Give the newspaper bosses this much: In their desperation to fix their dying businesses, they are going after logical targets. Google's rise has exactly nothing to do with their fall — but Google has money.

The latest harebrained scheme to shake down Google for cash goes like this, according to Silicon Alley Insider: The New York Times wants a cut of any ad Google sells on any page containing "New York Times content." There's also some scheme to implant Google ads in the text of Times articles, so they'd magically appear whenever a Times story is quoted.

What does this mean, exactly? When Google brokers an ad on a website, it keeps some of the money and shares the rest with the publisher. If the Times wants to insert itself into this transaction, it's going to have to pick someone's pocket — either online publishers, or Google. If the Times wants to roll over Google, more power to it. And if it wants to take money from the spam blogs which automatically scrape other sites' content, are hosted by Google's Blogger, and profit from Google-sold ads, great — Google ought to be doing more to prevent those sites from existing in the first place.

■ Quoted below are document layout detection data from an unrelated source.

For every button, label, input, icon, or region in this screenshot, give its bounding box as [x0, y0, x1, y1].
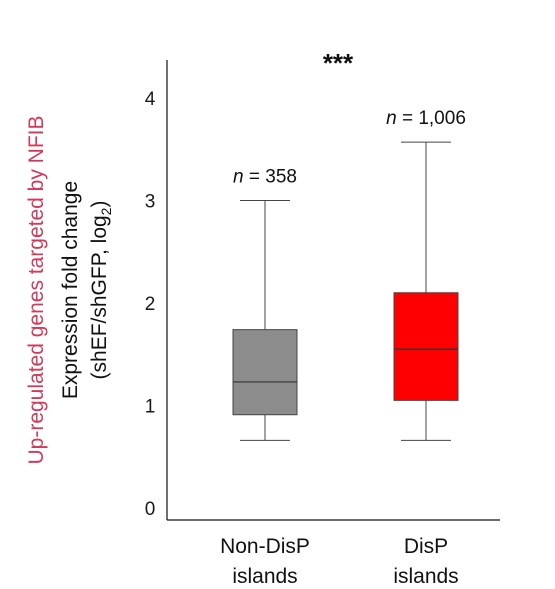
y-tick-label: 0	[145, 499, 156, 520]
box-iqr	[393, 292, 459, 401]
y-tick-label: 4	[145, 89, 156, 110]
y-tick-label: 2	[145, 294, 156, 315]
sample-size-label: n = 358	[233, 167, 297, 188]
y-tick-label: 1	[145, 397, 156, 418]
box-group: n = 1,006 DisP islands	[386, 108, 466, 588]
category-label-line1: DisP	[404, 535, 448, 558]
box-iqr	[232, 329, 298, 416]
outer-label: Up-regulated genes targeted by NFIB	[25, 115, 48, 464]
significance-label: ***	[323, 48, 354, 78]
category-label-line1: Non-DisP	[220, 535, 310, 558]
category-label-line2: islands	[393, 565, 458, 588]
y-axis-label-line1: Expression fold change	[59, 181, 82, 399]
category-label-line2: islands	[232, 565, 297, 588]
box-group: n = 358 Non-DisP islands	[220, 167, 310, 589]
y-axis-label-line2: (shEF/shGFP, log2)	[88, 201, 114, 380]
sample-size-label: n = 1,006	[386, 108, 466, 129]
y-tick-label: 3	[145, 192, 156, 213]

But if the Times thinks it can collect a vig from any blog that dares to cite a Times story, and Google plans to help it do so, they'll have a heck of a fight on their hands.

Here's a simpler idea: If the Times is so worried about people finding their stories online, why don't they just block Google? Google spokesman Gabriel Stricker made the suggestion himself. That makes far more sense than any of the schemes leaking out of the mortgaged Times headquarters in New York.